Apart from these, other fees may incorporate land registry (from €400-800), a survey (from €300) and property tax (around €500 every year).

You may likewise be required to pay for mortgage protection. This is a kind of life insurance that pays off the outstanding balance due on your mortgage in case of your demise. For this, you’ll have to pay a monthly fee till the tenure of your mortgage loan finishes.


When you have got your deposit along with the adequate money to cover the entirety of the above additional expenses, you have to ensure that you can get a mortgage loan for your home.

You can book a meeting with a bank or mortgage lender, who will evaluate your salary, outgoings and other personal conditions to decide if you can make the instalments that you state you can. You may even get Approval In Principle.

This is a sort of guarantee that means, when you’ve found an appropriate home that you’d prefer to buy, the bank will commit to furnishing you with a home loan if your situations haven’t changed.

In case if you couldn’t get a mortgage for any reasons, you won’t have the option to buy a home until your situation changes.

For instance, you may have become recently self-employed in that case you may not have sufficient bank statements to show the bank your salary.

Most banks will necessitate at least six months’ worth of bank statements and three years’ financial accounts that have been authorized by an accountant.


When you have ensured that you have got all the assets you need and that you can get a mortgage loan, you need to find your ideal home. Finding your ideal home may not be as simple as it sounds.

You must consider location, value, size, style and access. However, finding your new home ought to be an enthralling task, so make an effort not to get too worried about the entire process.


You should take out home insurance when you’ve finally purchased your house, and it’s formally yours.

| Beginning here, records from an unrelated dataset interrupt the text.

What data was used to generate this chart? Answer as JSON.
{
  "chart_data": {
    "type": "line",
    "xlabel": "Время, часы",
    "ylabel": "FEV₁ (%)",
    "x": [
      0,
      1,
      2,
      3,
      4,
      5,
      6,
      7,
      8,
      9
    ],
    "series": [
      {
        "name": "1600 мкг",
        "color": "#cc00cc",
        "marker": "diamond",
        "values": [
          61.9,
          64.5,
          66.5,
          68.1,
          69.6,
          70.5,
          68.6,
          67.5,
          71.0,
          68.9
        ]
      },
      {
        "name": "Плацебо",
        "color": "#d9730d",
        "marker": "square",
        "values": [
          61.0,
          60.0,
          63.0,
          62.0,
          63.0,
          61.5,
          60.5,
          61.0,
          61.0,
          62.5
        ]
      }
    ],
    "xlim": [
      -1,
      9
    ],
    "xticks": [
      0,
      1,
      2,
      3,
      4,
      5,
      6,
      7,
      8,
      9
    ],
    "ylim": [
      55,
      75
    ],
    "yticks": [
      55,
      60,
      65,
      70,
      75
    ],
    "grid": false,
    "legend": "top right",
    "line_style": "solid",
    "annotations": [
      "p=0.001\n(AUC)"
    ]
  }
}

Regardless of whether you haven’t moved in yet, home insurance can cover you from any loss that could be possible to the property. However, if you are keeping your home unoccupied for 30 days or more, you are required to take out unoccupied home insurance.


So, now that you have finally purchased your home and moved in, there are some bills and other costs that you may need to pay. The most significant are gas and electricity to ensure that you can cook at your home and use any electronic devices or appliances.

You will likewise need to pay for Local Property Tax (LPT). The amount of LPT you need to pay relies upon which band your home falls into. You can find these bands on the Revenue Commissioners website and perceive how much tax you ought to be paying.

Broadband and telephones are essentials in numerous homes these days, so you can anticipate paying for both of these to have a Wi-Fi connection. Additionally, if you would want to watch TV shows and movies along with other free channels, you are required to pay for a TV package. In case you watch any live TV, you will require a TV license. The cost of this could be up to €160 every year.